Camille Unzicker - Graduate student in early childhood special education, University of Illinois at Urbana-Champaign
I would use the "Read, Play, and Learn" curriculum because (in part) it explains the type of activities that are done in the early childhood center for two-week blocks of time. It also explains how to set up the classroom (e.g., what materials go in each center) to follow the storybook theme. The language is easy to understand, and when there are technical terms, they are fully explained. In addition, "Read, Play, and Learn" is literacy based and has a lot of suggestions for involving parents in school activities (e.g., notes sent home for parents to do storybook activities with their child). Another impression I had was that "Read, Play, and Learn" is a transdisciplinary play-based curriculum and is meant to be used by a team. The greater the impact of other professionals on giving input for adaptations and intervention strategies to use, the more effective curriculum implementation will be for each child.

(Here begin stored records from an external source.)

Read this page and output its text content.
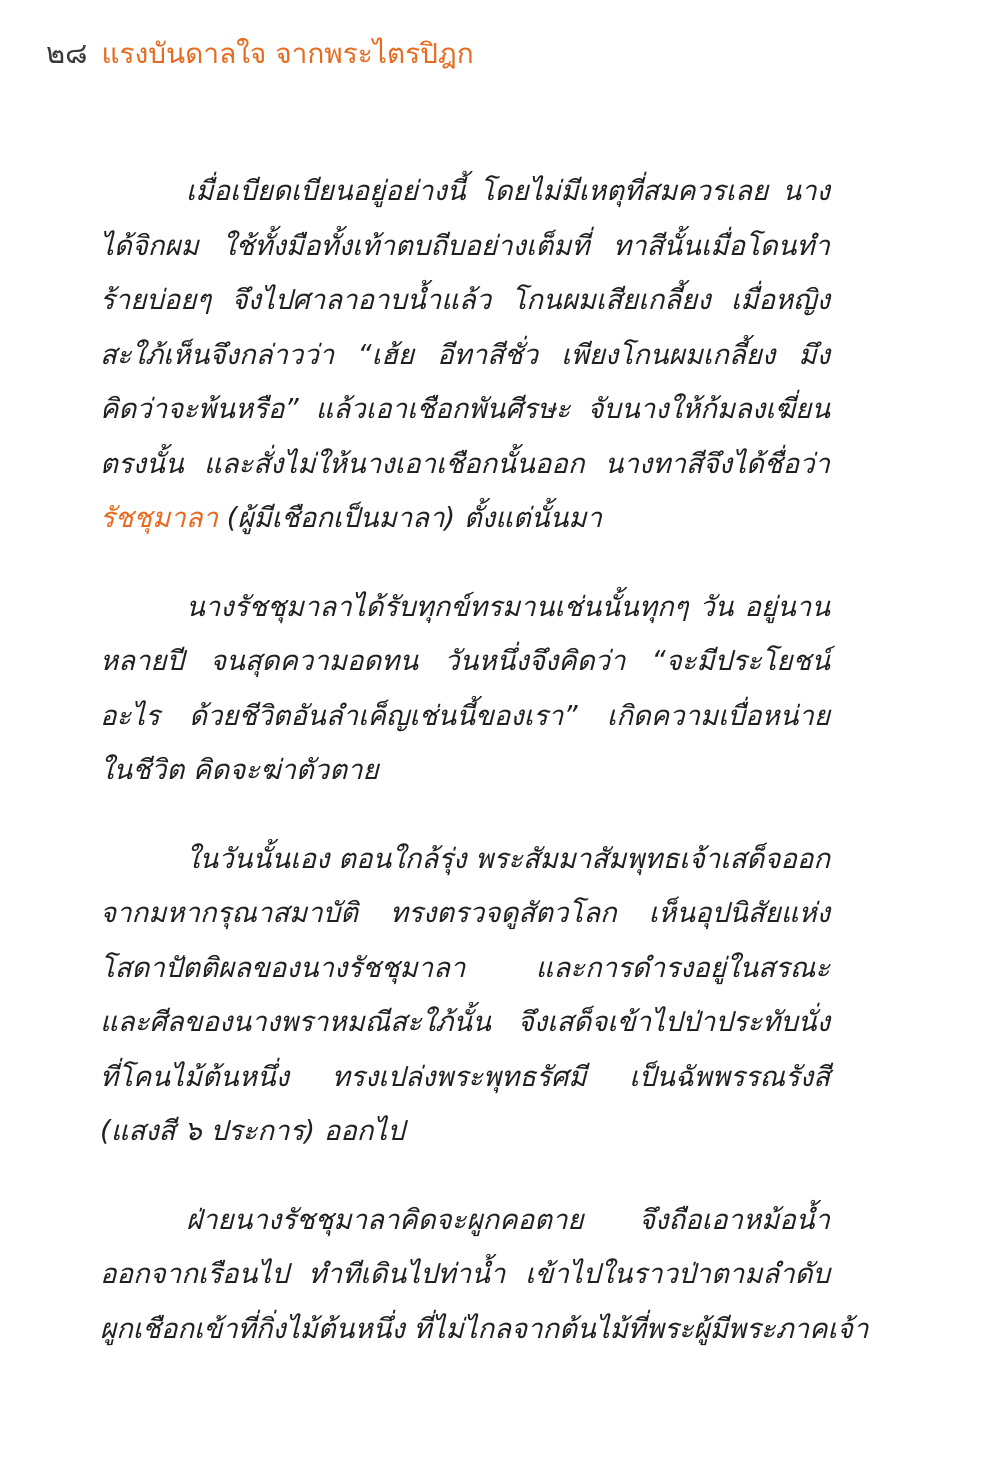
๒๘ แรงบันดาลใจ จากพระไตรปิฎก
เมื่อเบียดเบียนอยู่อย่างนี้ โดยไม่มีเหตุที่สมควรเลย นาง
ได้จิกผม ใช้ทั้งมือทั้งเท้าตบถีบอย่างเต็มที่ ทาสีนั้นเมื่อโดนทำ
ร้ายบ่อยๆ จึงไปศาลาอาบน้ำแล้ว โกนผมเสียเกลี้ยง เมื่อหญิง
สะใภ้เห็นจึงกล่าวว่า “เฮ้ย อีทาสีชั่ว เพียงโกนผมเกลี้ยง มึง
คิดว่าจะพ้นหรือ” แล้วเอาเชือกพันศีรษะ จับนางให้ก้มลงเฆี่ยน
ตรงนั้น และสั่งไม่ให้นางเอาเชือกนั้นออก นางทาสีจึงได้ชื่อว่า
รัชชุมาลา (ผู้มีเชือกเป็นมาลา) ตั้งแต่นั้นมา
นางรัชชุมาลาได้รับทุกข์ทรมานเช่นนั้นทุกๆ วัน อยู่นาน
หลายปี จนสุดความอดทน วันหนึ่งจึงคิดว่า “จะมีประโยชน์
อะไร ด้วยชีวิตอันลำเค็ญเช่นนี้ของเรา” เกิดความเบื่อหน่าย
ในชีวิต คิดจะฆ่าตัวตาย
ในวันนั้นเอง ตอนใกล้รุ่ง พระสัมมาสัมพุทธเจ้าเสด็จออก
จากมหากรุณาสมาบัติ ทรงตรวจดูสัตวโลก เห็นอุปนิสัยแห่ง
โสดาปัตติผลของนางรัชชุมาลา และการดำรงอยู่ในสรณะ
และศีลของนางพราหมณีสะใภ้นั้น จึงเสด็จเข้าไปป่าประทับนั่ง
ที่โคนไม้ต้นหนึ่ง ทรงเปล่งพระพุทธรัศมี เป็นฉัพพรรณรังสี
(แสงสี ๖ ประการ) ออกไป
ฝ่ายนางรัชชุมาลาคิดจะผูกคอตาย จึงถือเอาหม้อน้ำ
ออกจากเรือนไป ทำทีเดินไปท่าน้ำ เข้าไปในราวป่าตามลำดับ
ผูกเชือกเข้าที่กิ่งไม้ต้นหนึ่ง ที่ไม่ไกลจากต้นไม้ที่พระผู้มีพระภาคเจ้า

The curriculum can be used with all cultural groups; however, it does not give specific adaptations or suggestions for working with children with disabilities and their families who come from diverse ethnic and linguistic backgrounds (except that the material does suggest that storybooks can be translated for families whose first language is not English). The curriculum can be strengthened for these families by including outside information on activities and strategies to support children's emerging literacy in their dominant or main language. Information should be readily available to those who work with families who do not speak English, along with information on their culture. For children and families who come from different backgrounds, there are different adaptations that give support. For example, if English is a second language, the teacher can bring cultural items (i.e., traditional dress) and teach the children simple phrases to say "please" and "thank you." Overall, I believe the "Read, Play, and Learn" curriculum would be challenging to adapt because it does not recognize that families maybe nonliterate, non-English-speaking, and low income. Some schools may not have the funds to provide outside resources to meet these families' needs (e.g., buying books).